Program in Speech and Hearing Bioscience and Technology, Harvard Medical School, Boston, MA.
Department of Communicative Disorders and Sciences, University at Buffalo, NY.
J Speech Lang Hear Res. 2022 Jun 8;65(6):2128-2143. doi: 10.1044/2022_JSLHR-21-00589. Epub 2022 May 27.
There is increasing interest in using automatic speech recognition (ASR) systems to evaluate impairment severity or speech intelligibility in speakers with dysarthria. We assessed the clinical validity of one currently available off-the-shelf (OTS) ASR system (i.e., a Google Cloud ASR API) for indexing sentence-level speech intelligibility and impairment severity in individuals with amyotrophic lateral sclerosis (ALS), and we provided guidance for potential users of such systems in research and clinic.
Using speech samples collected from 52 individuals with ALS and 20 healthy control speakers, we compared word recognition rate (WRR) from the commercially available Google Cloud ASR API (Machine WRR) to clinician-provided judgments of impairment severity, as well as sentence intelligibility (Human WRR). We assessed the internal reliability of Machine and Human WRR by comparing the standard deviation of WRR across sentences to the minimally detectable change (MDC), a clinical benchmark that indicates whether results are within measurement error. We also evaluated Machine and Human WRR diagnostic accuracy for classifying speakers into clinically established categories.

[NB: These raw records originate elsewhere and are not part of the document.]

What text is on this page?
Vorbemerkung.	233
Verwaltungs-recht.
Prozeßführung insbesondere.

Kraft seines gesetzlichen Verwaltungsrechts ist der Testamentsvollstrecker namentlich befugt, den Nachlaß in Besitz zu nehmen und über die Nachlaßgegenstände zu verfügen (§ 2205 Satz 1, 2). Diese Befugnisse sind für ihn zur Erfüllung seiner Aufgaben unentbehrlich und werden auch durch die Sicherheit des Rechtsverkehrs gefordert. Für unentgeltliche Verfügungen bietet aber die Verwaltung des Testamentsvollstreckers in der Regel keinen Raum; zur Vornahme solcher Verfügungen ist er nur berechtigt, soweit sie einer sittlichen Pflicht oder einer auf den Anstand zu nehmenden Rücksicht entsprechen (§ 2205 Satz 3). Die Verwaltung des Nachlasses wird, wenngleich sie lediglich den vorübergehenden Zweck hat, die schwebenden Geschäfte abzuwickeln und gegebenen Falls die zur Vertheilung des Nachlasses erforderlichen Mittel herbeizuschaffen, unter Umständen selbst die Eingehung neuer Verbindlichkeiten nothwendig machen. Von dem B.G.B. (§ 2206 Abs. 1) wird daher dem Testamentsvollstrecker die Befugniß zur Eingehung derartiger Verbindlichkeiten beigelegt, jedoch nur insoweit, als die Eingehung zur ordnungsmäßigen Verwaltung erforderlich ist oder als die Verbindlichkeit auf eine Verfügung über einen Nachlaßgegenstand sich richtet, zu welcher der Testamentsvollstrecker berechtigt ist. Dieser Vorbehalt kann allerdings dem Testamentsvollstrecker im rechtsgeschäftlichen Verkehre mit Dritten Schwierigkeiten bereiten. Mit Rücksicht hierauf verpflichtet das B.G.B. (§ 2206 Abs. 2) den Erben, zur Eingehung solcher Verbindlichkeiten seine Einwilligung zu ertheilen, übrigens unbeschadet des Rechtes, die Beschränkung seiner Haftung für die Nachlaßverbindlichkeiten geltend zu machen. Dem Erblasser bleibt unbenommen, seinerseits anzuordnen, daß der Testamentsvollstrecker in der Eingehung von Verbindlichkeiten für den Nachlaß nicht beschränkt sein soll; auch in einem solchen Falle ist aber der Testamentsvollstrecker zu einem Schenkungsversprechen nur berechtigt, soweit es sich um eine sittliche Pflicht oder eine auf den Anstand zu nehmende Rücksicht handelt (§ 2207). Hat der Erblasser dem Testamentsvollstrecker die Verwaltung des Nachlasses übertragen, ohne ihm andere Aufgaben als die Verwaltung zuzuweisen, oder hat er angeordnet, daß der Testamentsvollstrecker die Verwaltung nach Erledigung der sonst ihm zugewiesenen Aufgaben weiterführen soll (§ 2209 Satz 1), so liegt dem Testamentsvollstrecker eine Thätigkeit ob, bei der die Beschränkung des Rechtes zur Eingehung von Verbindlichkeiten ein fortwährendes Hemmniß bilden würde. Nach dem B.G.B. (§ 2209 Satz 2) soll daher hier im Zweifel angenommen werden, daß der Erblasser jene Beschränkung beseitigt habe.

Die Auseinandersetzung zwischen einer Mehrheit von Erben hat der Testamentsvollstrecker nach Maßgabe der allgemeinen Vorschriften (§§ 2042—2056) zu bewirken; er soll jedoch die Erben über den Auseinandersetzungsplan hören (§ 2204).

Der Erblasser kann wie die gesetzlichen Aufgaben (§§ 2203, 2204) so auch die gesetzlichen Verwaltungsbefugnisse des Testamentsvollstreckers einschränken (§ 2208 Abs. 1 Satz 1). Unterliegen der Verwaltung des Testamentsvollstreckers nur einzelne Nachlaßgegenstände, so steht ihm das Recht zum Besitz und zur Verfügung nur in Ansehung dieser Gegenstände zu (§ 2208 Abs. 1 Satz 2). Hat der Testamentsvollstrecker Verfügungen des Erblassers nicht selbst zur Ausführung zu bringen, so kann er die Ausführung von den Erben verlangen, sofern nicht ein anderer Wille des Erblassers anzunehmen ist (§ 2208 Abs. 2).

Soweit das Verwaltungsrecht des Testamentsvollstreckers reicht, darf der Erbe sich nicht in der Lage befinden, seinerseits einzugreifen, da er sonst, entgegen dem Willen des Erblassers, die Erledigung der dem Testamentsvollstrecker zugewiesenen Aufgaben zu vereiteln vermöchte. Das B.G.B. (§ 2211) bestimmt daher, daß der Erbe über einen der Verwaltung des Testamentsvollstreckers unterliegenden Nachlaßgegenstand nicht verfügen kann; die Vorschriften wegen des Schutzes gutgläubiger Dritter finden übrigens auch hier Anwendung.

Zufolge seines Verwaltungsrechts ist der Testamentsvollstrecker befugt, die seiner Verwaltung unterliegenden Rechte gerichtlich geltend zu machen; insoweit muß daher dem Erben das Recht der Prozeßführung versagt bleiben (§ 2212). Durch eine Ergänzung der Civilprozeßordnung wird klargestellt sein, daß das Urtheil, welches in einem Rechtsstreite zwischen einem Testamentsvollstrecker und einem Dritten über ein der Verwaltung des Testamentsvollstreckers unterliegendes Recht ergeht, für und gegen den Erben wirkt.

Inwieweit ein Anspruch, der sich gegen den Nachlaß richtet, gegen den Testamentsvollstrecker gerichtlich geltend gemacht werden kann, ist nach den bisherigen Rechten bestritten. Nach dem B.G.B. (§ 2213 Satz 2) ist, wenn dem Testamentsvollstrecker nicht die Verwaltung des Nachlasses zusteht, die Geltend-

Human WRR achieved better accuracy than Machine WRR when indexing speech severity, and, although related, Human and Machine WRR were not strongly correlated. When the speech signal was mixed with noise (noise-augmented ASR) to reduce a ceiling effect, Machine WRR performance improved. Internal reliability metrics were worse for Machine than Human WRR, particularly for typical and mildly impaired severity groups, although sentence length significantly impacted both Machine and Human WRRs.
Results indicated that the OTS ASR system was inadequate for early detection of speech impairment and grading overall speech severity. While Machine and Human WRR were correlated, ASR should not be used as a one-to-one proxy for transcription speech intelligibility or clinician severity ratings. Overall, findings suggested that the tested OTS ASR system, Google Cloud ASR, has limited utility for grading clinical speech impairment in speakers with ALS.
使用自动语音识别(ASR)系统评估构音障碍患者的损伤严重程度或言语可懂度,这方面的兴趣日益增加。我们评估了一种现成的(OTS)ASR 系统(即,Google Cloud ASR API)在索引肌萎缩侧索硬化(ALS)患者的句子级言语可懂度和损伤严重程度方面的临床有效性,并为此类系统的研究和临床应用提供了指导。
使用从 52 名 ALS 患者和 20 名健康对照者收集的语音样本,我们将商业上可用的 Google Cloud ASR API(机器 WRR)提供的单词识别率(WRR)与临床医生提供的损伤严重程度评估,以及句子可懂度(人工 WRR)进行了比较。我们通过将 WRR 在句子之间的标准差与最小可检测变化(MDC)进行比较,评估了机器和人工 WRR 的内部可靠性,MDC 是一个临床基准,表明结果是否在测量误差范围内。我们还评估了机器和人工 WRR 对将说话者分类为临床既定类别的准确性。
在对语音严重程度进行索引时,人工 WRR 的准确性优于机器 WRR,尽管两者相关,但人工和机器 WRR 相关性不强。当语音信号与噪声混合(增强噪声的 ASR)以降低上限效应时,机器 WRR 的性能有所提高。机器的内部可靠性指标比人工 WRR 差,尤其是对于典型和轻度受损的严重程度组,尽管句子长度对机器和人工 WRR 都有显著影响。
结果表明,OTS ASR 系统不适合早期检测语音损伤和总体语音严重程度分级。尽管机器和人工 WRR 相关,但不应将 ASR 用作转录言语可懂度或临床医生严重程度评分的一对一代理。总体而言,研究结果表明,所测试的 OTS ASR 系统 Google Cloud ASR 对 ALS 患者的临床语音损伤分级的实用性有限。